The board's left end is fastened to a fixed support by a connection that is free to pivot. The board is supported to its middle on another fixed support point. A diver of mass 60 kg stands at the end of the board. (ignore the mass of the board for this problem)

The board extends

**2.2 m**from the pivot.

The diver is

**60 kg**.

I) Suppose the board deflects by 3 cm when the 60 kg diver stands on it. Now he jumps up and comes down on the board; at the lowest point of his motion, the deflection of the board is 6 cm.

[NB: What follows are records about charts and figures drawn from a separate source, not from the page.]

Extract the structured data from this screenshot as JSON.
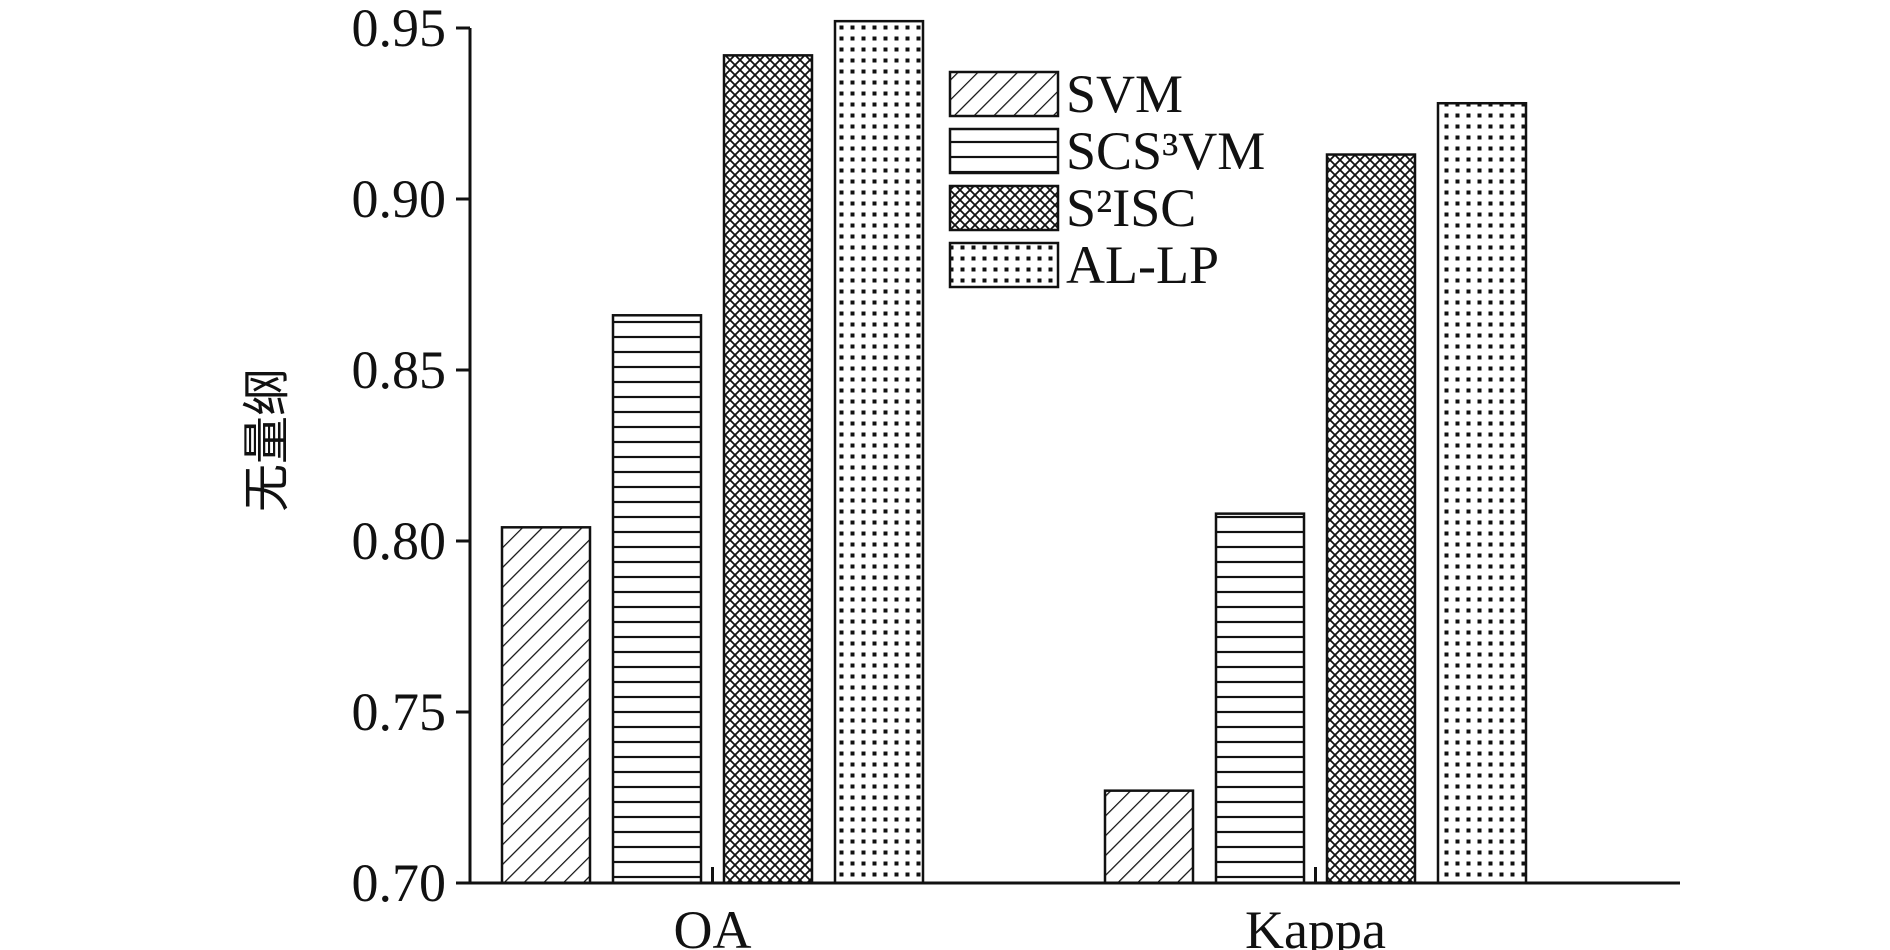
{
  "chart_data": {
    "type": "bar",
    "categories": [
      "OA",
      "Kappa"
    ],
    "series": [
      {
        "name": "SVM",
        "pattern": "diagonal-hatch",
        "values": [
          0.804,
          0.727
        ]
      },
      {
        "name": "SCS³VM",
        "pattern": "horizontal-lines",
        "values": [
          0.866,
          0.808
        ]
      },
      {
        "name": "S²ISC",
        "pattern": "crosshatch",
        "values": [
          0.942,
          0.913
        ]
      },
      {
        "name": "AL-LP",
        "pattern": "dots",
        "values": [
          0.952,
          0.928
        ]
      }
    ],
    "title": "",
    "xlabel": "",
    "ylabel": "无量纲",
    "ylim": [
      0.7,
      0.95
    ],
    "yticks": [
      "0.70",
      "0.75",
      "0.80",
      "0.85",
      "0.90",
      "0.95"
    ],
    "grid": false,
    "legend_position": "top-center",
    "colors": {
      "ink": "#111111",
      "background": "#ffffff"
    }
  }
}
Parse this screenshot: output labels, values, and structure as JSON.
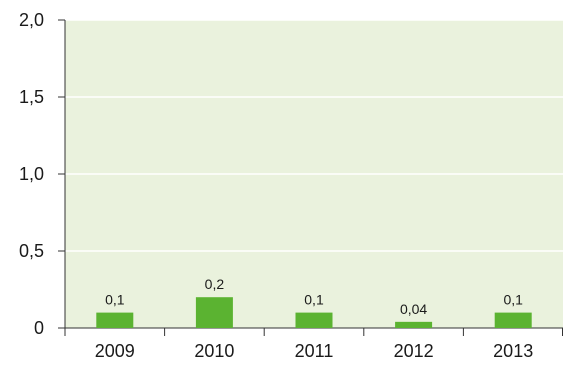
{
  "chart_data": {
    "type": "bar",
    "categories": [
      "2009",
      "2010",
      "2011",
      "2012",
      "2013"
    ],
    "values": [
      0.1,
      0.2,
      0.1,
      0.04,
      0.1
    ],
    "value_labels": [
      "0,1",
      "0,2",
      "0,1",
      "0,04",
      "0,1"
    ],
    "y_ticks": [
      {
        "value": 0,
        "label": "0"
      },
      {
        "value": 0.5,
        "label": "0,5"
      },
      {
        "value": 1.0,
        "label": "1,0"
      },
      {
        "value": 1.5,
        "label": "1,5"
      },
      {
        "value": 2.0,
        "label": "2,0"
      }
    ],
    "ylim": [
      0,
      2
    ],
    "grid": true,
    "colors": {
      "plot_background": "#eaf2dd",
      "bar": "#5bb331",
      "gridline": "#ffffff",
      "axis": "#333333"
    }
  }
}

What is the net force on the diver?

II)A new board is installed that is twice as thick as the old board but is made of the same material and is the same length and width. Approximately how much does this board deflect when the 60 kg diver stands on it?

## Homework Equations

[tex]\vec{F}_{sp} = k \Delta x[/tex]

[tex]\Delta L = \frac{FL}{AY}[/tex]

[tex]\Delta x = \frac{\Vert \vec{F} \Vert}{k}[/tex]

thus,

[tex]k = \frac{AY}{L}[/tex]

## The Attempt at a Solution

I solved part I.

[tex]k = \frac{\vec{F}_{sp}}{\Delta x}[/tex]

[tex]k = \frac{60 \cdot 9.8}{.03} = 19600 N/m[/tex]

[tex]\vec{F}_{sp} = k \Delta x = 19600 \cdot .06 = 1176 N[/tex]

I'm having a problem with part II. I figure since the area is doubled that I would use Young's modulus (Y) to solve this. But the following formula needs and area (A) and I don't know what to put for it.

[tex]k = \frac{AY}{L} = 1176 = \underbrace{\frac{AY}{2.2}}_\text{two unknowns}[/tex]